Gerold antwoordde niets, maar ging, na van het zijne een bundeltje gemaakt te hebben, den Bruneck uit met de bedoeling zich tot Landenberg te vervoegen, en dezen zijne diensten aan te bieden.
Een uur mocht hij zoo geloopen zijn toen hij het huilen van een kind hoorde.
Zijn medelijdend hart dreef hem naar de plaats vanwaar het geluid kwam, en hij ontdekte weldra in eene vluchtgrot eene jonge vrouw met een knaapje.
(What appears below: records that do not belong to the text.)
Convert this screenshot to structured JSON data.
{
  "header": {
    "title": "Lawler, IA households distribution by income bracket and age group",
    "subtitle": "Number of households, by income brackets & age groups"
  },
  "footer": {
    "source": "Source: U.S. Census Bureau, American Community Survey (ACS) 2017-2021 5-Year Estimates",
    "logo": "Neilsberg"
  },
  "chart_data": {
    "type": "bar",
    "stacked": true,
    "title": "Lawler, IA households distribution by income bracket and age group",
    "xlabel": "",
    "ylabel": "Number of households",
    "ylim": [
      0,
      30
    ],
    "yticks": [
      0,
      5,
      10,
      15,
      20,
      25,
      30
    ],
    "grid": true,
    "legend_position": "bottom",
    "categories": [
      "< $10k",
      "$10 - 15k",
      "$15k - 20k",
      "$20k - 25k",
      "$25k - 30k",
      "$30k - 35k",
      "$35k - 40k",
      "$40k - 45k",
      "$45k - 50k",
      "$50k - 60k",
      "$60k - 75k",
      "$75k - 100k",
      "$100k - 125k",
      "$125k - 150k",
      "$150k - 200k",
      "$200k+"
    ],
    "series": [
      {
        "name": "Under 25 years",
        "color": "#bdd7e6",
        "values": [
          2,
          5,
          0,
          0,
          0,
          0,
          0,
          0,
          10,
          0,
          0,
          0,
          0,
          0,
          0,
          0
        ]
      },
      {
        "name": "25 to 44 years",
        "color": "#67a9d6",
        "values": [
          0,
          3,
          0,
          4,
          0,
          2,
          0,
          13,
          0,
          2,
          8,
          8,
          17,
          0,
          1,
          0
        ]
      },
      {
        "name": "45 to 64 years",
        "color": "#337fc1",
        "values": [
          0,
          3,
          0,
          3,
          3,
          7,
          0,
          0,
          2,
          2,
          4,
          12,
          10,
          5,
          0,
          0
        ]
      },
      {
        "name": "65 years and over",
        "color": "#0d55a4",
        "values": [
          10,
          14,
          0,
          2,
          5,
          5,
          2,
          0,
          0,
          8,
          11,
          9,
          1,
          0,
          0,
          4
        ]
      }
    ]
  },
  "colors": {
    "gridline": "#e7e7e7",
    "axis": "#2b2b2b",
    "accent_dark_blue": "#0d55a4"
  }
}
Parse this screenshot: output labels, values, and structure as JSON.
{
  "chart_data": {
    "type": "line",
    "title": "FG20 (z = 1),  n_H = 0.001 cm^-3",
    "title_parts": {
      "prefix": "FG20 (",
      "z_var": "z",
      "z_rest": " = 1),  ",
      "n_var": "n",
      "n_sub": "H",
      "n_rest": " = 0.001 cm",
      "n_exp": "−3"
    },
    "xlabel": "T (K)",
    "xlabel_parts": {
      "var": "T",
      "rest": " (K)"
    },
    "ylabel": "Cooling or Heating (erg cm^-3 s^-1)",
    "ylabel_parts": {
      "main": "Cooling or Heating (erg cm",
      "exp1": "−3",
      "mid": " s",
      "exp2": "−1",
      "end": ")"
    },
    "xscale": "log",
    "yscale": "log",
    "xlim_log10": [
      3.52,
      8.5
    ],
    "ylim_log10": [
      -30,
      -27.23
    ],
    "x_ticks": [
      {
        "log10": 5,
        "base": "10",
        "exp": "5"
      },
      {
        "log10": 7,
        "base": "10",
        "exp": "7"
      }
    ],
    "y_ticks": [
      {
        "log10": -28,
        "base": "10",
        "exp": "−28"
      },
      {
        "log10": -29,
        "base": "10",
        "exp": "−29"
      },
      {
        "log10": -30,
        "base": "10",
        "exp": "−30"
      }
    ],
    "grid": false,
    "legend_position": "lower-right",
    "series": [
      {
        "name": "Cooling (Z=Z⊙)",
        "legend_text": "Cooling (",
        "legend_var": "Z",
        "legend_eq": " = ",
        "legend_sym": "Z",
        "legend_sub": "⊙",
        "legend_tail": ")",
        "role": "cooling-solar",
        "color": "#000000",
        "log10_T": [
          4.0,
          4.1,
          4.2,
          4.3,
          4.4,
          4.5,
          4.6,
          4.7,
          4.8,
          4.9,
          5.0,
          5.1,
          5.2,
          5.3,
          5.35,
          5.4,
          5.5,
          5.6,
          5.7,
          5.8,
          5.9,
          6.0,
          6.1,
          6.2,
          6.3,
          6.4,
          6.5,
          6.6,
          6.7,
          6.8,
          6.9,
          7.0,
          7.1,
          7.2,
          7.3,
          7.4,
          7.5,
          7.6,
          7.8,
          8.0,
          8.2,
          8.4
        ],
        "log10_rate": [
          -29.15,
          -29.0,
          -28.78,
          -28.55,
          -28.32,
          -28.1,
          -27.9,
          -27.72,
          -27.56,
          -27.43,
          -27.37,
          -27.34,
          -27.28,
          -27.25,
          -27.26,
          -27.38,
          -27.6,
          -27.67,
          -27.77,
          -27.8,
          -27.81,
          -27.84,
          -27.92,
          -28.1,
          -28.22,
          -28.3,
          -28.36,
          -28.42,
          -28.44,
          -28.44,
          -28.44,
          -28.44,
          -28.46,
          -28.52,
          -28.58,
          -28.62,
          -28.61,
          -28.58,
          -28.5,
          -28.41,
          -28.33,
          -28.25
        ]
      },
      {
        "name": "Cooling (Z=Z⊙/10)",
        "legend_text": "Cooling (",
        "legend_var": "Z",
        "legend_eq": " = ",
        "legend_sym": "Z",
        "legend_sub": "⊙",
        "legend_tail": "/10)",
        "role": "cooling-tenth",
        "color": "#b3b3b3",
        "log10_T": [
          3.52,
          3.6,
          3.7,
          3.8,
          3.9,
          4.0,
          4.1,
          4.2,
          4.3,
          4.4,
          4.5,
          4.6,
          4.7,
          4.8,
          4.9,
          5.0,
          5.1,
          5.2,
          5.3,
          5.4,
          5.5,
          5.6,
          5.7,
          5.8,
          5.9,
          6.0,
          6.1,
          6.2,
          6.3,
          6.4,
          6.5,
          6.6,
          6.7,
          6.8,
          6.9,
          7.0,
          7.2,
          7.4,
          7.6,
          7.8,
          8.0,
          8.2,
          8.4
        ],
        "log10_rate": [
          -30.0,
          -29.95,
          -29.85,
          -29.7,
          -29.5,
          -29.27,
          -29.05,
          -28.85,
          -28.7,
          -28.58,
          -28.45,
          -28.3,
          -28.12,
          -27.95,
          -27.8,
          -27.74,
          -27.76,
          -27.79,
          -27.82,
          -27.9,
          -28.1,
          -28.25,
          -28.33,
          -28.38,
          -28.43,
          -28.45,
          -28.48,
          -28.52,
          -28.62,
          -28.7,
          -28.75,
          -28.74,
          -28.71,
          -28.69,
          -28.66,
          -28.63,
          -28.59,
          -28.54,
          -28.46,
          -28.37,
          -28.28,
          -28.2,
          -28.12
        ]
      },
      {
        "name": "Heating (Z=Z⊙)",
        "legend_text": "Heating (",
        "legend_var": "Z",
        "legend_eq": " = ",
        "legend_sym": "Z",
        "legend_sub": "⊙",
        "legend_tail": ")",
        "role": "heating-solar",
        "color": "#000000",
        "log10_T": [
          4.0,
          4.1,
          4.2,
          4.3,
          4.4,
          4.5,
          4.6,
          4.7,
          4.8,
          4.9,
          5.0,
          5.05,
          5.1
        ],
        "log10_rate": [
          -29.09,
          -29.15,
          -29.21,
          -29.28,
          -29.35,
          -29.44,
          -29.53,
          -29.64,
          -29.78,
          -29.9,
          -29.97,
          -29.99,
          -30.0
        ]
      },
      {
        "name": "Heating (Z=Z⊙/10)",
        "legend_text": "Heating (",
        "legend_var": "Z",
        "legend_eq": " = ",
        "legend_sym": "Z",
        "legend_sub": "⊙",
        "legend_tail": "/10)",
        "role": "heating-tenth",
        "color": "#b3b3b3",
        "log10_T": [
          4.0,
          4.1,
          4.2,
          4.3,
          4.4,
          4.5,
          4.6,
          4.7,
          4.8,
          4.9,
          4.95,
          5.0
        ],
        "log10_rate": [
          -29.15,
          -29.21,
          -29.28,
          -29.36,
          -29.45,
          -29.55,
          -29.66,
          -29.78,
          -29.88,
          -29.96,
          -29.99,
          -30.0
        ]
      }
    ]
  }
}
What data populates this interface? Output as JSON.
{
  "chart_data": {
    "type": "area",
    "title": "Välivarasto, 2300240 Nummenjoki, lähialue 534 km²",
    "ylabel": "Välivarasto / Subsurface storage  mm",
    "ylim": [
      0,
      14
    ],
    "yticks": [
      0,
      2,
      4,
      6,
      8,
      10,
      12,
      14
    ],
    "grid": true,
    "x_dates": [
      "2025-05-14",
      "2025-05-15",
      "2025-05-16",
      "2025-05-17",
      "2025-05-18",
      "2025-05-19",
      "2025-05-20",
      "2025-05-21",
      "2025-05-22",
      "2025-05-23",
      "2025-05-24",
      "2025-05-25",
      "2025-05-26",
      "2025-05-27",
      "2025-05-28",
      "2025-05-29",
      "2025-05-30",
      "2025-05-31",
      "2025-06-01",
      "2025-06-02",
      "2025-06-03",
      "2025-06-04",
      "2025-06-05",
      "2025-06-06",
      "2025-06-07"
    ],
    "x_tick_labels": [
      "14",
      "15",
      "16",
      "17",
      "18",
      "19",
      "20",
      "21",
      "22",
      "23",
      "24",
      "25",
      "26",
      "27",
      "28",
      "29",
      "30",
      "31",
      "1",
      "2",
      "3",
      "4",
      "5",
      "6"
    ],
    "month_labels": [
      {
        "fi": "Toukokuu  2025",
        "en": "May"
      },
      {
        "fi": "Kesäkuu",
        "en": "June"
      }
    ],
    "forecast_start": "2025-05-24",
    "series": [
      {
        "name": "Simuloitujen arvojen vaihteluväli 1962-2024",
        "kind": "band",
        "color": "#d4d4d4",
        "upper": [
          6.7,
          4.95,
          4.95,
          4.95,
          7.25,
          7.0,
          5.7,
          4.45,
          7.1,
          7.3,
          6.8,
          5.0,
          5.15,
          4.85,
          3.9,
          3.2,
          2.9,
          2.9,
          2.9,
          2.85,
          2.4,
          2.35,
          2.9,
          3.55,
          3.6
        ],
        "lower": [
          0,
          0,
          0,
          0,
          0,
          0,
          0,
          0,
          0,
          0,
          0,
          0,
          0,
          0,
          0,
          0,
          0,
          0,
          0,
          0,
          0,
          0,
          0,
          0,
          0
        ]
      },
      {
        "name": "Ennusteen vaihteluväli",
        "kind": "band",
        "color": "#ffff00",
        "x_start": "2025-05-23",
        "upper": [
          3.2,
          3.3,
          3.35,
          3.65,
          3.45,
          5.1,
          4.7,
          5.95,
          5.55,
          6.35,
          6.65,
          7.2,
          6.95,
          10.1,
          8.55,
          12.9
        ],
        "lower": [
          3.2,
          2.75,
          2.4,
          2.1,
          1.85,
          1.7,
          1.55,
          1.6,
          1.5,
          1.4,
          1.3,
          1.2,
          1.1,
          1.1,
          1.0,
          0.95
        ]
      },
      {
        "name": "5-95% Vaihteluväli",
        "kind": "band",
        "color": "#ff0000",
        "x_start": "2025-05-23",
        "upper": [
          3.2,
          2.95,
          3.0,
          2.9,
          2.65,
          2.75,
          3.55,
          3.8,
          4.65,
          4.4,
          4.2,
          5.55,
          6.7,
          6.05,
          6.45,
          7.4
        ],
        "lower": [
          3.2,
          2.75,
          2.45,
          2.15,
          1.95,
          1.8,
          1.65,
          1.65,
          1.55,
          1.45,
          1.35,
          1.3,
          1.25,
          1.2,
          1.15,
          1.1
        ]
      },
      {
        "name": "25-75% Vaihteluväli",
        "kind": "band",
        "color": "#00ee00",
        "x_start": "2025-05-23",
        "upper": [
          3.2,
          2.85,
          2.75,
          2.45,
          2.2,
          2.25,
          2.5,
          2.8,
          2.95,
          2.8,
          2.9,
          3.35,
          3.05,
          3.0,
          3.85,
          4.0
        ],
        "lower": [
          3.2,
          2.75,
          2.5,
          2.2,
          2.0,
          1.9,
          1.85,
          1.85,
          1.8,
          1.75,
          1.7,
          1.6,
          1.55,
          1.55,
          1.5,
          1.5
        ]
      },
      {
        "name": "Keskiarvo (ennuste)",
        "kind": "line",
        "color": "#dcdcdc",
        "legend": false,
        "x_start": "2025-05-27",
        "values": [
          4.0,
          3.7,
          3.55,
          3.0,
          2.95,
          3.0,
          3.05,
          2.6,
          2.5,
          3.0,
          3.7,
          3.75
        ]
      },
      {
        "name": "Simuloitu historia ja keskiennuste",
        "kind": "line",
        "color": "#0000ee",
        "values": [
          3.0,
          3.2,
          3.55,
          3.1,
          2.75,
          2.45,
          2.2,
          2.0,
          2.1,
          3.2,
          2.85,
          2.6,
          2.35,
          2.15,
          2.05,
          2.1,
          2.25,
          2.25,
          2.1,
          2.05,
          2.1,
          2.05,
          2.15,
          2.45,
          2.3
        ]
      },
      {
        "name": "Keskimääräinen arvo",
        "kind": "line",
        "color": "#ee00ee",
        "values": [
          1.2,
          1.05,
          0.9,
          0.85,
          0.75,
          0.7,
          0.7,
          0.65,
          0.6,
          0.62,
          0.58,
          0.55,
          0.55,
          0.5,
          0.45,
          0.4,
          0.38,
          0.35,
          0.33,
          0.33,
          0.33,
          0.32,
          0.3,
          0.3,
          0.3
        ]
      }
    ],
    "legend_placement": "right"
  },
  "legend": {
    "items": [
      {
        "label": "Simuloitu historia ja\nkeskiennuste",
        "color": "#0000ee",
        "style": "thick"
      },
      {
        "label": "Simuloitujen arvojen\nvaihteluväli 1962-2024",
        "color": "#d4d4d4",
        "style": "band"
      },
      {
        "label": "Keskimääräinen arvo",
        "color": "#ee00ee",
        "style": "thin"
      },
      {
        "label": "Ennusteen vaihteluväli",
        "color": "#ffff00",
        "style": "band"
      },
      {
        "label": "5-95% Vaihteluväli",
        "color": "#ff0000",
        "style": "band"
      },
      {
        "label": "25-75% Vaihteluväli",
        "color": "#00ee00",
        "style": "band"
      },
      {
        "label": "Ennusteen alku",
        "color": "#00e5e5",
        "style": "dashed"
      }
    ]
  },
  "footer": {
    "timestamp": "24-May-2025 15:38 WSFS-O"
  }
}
De vrouw zag hem verschrikt aan, en herkende aan het wapen op zijn kleed terstond in hem een' dienstman van Geszler van Bruneck.
Zij sprong op, plaatste zich met eene zware bijl in de hand voor het weenende knaapje en riep: „Doe, wat gij durft, Oostenrijker! Tell's vrouw vreest u niet!”
Verrast zag Gerold op. Hoe kwam Hedwig Fürst hier?
„Hebt gij uw' Vader wel eens Gerold van den Rigi hooren noemen, Hedwig?” vroeg hij.
„Ja, zeer dikwijls. Hij was eens de vriend van Vader!”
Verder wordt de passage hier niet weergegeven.